Blue Valley
Blue Valley (2021) solo exhibition at Sto Lat Gallery in New York City
“[...] Blue Valley is
assuming the syntax of children’s television: permanently blue skies, instructional acrobatics, and plastic props. The artist appears, performing as a clock, while in another screen, a set of dice continuously roll and re-roll. In a third screen, a prosthetic arm sits still, dressed with a plastic wrist watch, the tiny hands of the clock acting as the only signal that time is moving.
Markiewicz’s process is personal and research driven. Born missing an upper left limb, the artist only began to identify as a disabled person at the age of twenty-six due to her ability to, as she describes, “pass as able-bodied...with the right clothes, choreography and prosthesis.” Her experiences of ableism, and of performing in order to pass as able bodied, often inform her subjects. The work in Blue Valley was catalyzed by the public outcry in 2009 following the BBC’s decision to cast Cerrie Burnell, who was born with her right arm ending slightly below the elbow, as a children’s television presenter. When she appeared without a prosthetic limb on air, parents across Britain complained that her appearance would frighten their children. Burnell would go on to work with BBC for nearly a decade with the support of multiple disability groups, however the controversy illustrates an irony that Markiewicz zeros in on. At some point, the artist writes, disability “will affect most of us, either temporarily or in old age. However, it is an aspect of humanity that we deny from our imaginarium. Instead, we value efficiency, independence, strength, health and beauty—according to very precise standards.”

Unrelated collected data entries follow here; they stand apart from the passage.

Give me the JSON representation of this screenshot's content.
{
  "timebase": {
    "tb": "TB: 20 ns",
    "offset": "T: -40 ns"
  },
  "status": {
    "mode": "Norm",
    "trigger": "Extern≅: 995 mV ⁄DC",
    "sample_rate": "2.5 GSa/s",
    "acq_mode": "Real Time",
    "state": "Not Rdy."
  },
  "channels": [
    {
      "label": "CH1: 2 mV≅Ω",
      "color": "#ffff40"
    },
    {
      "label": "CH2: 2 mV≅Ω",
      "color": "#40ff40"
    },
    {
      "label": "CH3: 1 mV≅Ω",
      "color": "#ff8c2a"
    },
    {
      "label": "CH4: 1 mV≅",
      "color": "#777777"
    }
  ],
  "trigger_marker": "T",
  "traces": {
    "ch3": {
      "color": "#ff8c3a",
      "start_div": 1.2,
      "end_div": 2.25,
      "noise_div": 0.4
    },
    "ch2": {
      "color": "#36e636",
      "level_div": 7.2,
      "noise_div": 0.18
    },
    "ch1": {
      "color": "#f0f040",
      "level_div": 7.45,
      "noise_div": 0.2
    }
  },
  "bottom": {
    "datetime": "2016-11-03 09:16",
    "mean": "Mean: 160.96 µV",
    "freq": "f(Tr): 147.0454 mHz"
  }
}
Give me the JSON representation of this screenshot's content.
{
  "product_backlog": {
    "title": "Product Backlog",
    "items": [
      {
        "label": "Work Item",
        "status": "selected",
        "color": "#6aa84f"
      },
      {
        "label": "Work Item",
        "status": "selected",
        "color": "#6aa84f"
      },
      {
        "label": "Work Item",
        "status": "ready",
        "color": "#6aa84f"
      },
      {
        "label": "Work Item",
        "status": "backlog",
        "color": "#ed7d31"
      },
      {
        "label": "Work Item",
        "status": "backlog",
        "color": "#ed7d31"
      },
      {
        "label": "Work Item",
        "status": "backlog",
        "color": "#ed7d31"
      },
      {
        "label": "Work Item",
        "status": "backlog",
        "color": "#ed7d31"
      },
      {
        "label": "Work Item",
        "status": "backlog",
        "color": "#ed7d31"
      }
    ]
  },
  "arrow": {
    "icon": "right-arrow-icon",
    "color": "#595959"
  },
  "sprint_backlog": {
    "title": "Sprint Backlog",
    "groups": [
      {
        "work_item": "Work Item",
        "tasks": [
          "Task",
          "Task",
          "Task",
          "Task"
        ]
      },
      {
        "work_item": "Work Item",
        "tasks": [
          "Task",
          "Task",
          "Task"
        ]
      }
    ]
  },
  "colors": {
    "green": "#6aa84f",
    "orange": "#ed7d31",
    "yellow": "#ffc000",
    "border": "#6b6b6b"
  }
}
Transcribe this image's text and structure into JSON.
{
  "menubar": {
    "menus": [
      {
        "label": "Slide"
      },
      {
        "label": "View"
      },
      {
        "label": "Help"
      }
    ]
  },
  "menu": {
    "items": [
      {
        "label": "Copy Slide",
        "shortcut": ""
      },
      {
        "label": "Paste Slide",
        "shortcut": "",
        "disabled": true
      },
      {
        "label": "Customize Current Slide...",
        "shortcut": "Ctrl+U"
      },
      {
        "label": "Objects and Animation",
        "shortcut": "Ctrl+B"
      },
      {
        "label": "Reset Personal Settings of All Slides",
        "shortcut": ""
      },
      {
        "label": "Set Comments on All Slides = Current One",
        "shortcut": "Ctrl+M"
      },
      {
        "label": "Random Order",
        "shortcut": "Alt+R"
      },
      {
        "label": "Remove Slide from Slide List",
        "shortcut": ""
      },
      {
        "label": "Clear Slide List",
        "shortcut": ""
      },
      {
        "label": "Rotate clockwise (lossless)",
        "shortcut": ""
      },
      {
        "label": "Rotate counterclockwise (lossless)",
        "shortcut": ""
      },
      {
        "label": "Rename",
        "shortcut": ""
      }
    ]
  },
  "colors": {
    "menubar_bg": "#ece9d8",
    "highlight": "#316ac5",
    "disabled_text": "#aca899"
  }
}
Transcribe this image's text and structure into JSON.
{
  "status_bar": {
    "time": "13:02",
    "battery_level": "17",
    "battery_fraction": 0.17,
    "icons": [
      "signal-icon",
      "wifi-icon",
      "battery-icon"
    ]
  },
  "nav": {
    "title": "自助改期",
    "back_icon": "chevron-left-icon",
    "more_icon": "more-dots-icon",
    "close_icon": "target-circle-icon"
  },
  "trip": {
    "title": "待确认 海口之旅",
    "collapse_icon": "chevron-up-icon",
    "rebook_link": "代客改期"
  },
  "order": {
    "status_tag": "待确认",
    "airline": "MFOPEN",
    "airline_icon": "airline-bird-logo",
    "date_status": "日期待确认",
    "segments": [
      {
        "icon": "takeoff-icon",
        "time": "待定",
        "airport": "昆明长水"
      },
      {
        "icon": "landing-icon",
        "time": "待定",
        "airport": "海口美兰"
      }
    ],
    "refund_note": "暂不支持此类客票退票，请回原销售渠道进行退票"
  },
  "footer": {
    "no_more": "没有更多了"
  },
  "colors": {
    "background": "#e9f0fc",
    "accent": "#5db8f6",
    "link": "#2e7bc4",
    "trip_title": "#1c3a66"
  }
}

The fear of the other, known to the artist from her own childhood, registers the extraordinary body as an uncanny other. This role was codified by early psychology and reinforced by modern cultural production. Using a Cartesian graph, Freudian psychology even classified missing limbs and prosthetics as maximally uncanny—at the bottom of the graph’s “uncanny valley.” In the United States, as recently as the 1970s, “ugly laws” outlawed the public appearance of disabled bodies. Consequently, “freak shows” proliferated, exploiting biological rarities as a spectacle, seen only with the viewer’s consent. Markiewicz’s work critiques how unspoken representational rules—what body is allowed to appear where and how—continue to control perception and identity.”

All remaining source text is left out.